Она поморщила нос и, отмахнувшись от его слов лёгким рывком головы, на полном серьёзе заговорила:

— Как только Азим приедет домой, сядь и поговори с ним. О чём угодно, а я сяду в твою машину и вытру все отпечатки в салоне. А потом попроси его увезти тебя домой, мол, пьяный, вдруг ещё что-нибудь случится? Он отвезёт тебя, но ты в машину больше не лезь до тех пор, пока тебя не начнут искать. А искать всё равно будут. Вот тогда мы оба скажем, что уезжал не ты, а он. Азимхан взял твою машину покататься и сбил человека. Понял?

Мансур понял. Только он никогда раньше не видел в ней того, что она только что ему продемонстрировала. Как она холодна и рассудительна! От этого её коварства у него слегка похолодело в душе. Мансур сглотнул и снова уставился на ковёр.

— Манс! — умоляюще вскрикнула Айзана, — Я не хочу тебя потерять! А так мы сделаем всё, в чём сейчас нуждаемся мы оба. Азимхана посадят, а мы поженимся, потому что у нас скоро будет ребёнок и пожениться нам надо как можно быстрей!

Он снова сглотнул. Почему-то его не обрадовало то, что она сейчас делала, но он покорно кивнул и тихо ответил:

— План хороший. Но Азима жалко.

— Собери слюни, Мансур! — рассмеялась Айзана и снова, упав перед ним на колени и обвив его своими звенящими браслетами, сладко впилась в его губы.

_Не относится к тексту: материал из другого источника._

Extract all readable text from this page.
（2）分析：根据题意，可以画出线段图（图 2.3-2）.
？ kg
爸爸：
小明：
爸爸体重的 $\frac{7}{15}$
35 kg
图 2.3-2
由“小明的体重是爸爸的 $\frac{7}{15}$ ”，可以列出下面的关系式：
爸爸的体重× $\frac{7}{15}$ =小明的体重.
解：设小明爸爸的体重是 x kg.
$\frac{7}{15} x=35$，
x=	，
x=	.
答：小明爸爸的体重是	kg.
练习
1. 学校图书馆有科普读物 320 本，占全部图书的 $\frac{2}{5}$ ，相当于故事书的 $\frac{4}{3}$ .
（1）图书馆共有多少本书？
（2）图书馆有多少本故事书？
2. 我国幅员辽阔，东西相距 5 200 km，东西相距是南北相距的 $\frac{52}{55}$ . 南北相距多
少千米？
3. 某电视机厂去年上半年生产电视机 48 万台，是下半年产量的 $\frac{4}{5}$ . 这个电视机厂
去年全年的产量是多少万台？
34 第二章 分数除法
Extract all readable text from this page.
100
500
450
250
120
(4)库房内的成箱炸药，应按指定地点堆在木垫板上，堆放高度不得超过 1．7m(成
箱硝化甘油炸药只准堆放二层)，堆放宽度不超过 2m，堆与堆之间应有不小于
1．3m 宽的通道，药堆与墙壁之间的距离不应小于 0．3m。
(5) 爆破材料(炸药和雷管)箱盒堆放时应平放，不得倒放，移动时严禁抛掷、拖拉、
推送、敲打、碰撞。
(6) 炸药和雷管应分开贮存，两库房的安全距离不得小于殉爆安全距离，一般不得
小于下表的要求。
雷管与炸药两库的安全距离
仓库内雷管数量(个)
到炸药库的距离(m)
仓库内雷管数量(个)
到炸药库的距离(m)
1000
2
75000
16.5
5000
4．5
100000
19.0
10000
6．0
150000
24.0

Тем временем Азимхан осторожно ехал по просёлочной дороге. Туман уже рассеялся и он судорожно перебирал в своих мыслях, как ему искать потерпевшего человека, что потом делать, вызывать ли скорую на место или везти в больницу самому? И самое главное, что говорить? Руки его слегка дрожали. Но Азим заставлял себя думать трезво. Нельзя не помочь человеку, но как Азим всё объяснит врачам и полиции? Скажет, что нашёл человека на обочине? А, если не поверят? Может быть, сказать, что вышел из машины облегчиться и увидел его? А, если человек уже мёртв или умрёт по дороге? Оставить его и просто уехать? Но как же это? Так тоже не по-человечески. Ладони Азима слегка взмокли, он вдруг поймал себя на мысли, что делает большую глупость. Надо просто вызвать полицию и скорую на место. Не надо никого и никуда везти. Тогда Мансура найдут и посадят, а у парня только всё начало получаться в жизни. Ему никак нельзя в тюрьму. А, если промедление для потерпевшего бедняги будет фатальным?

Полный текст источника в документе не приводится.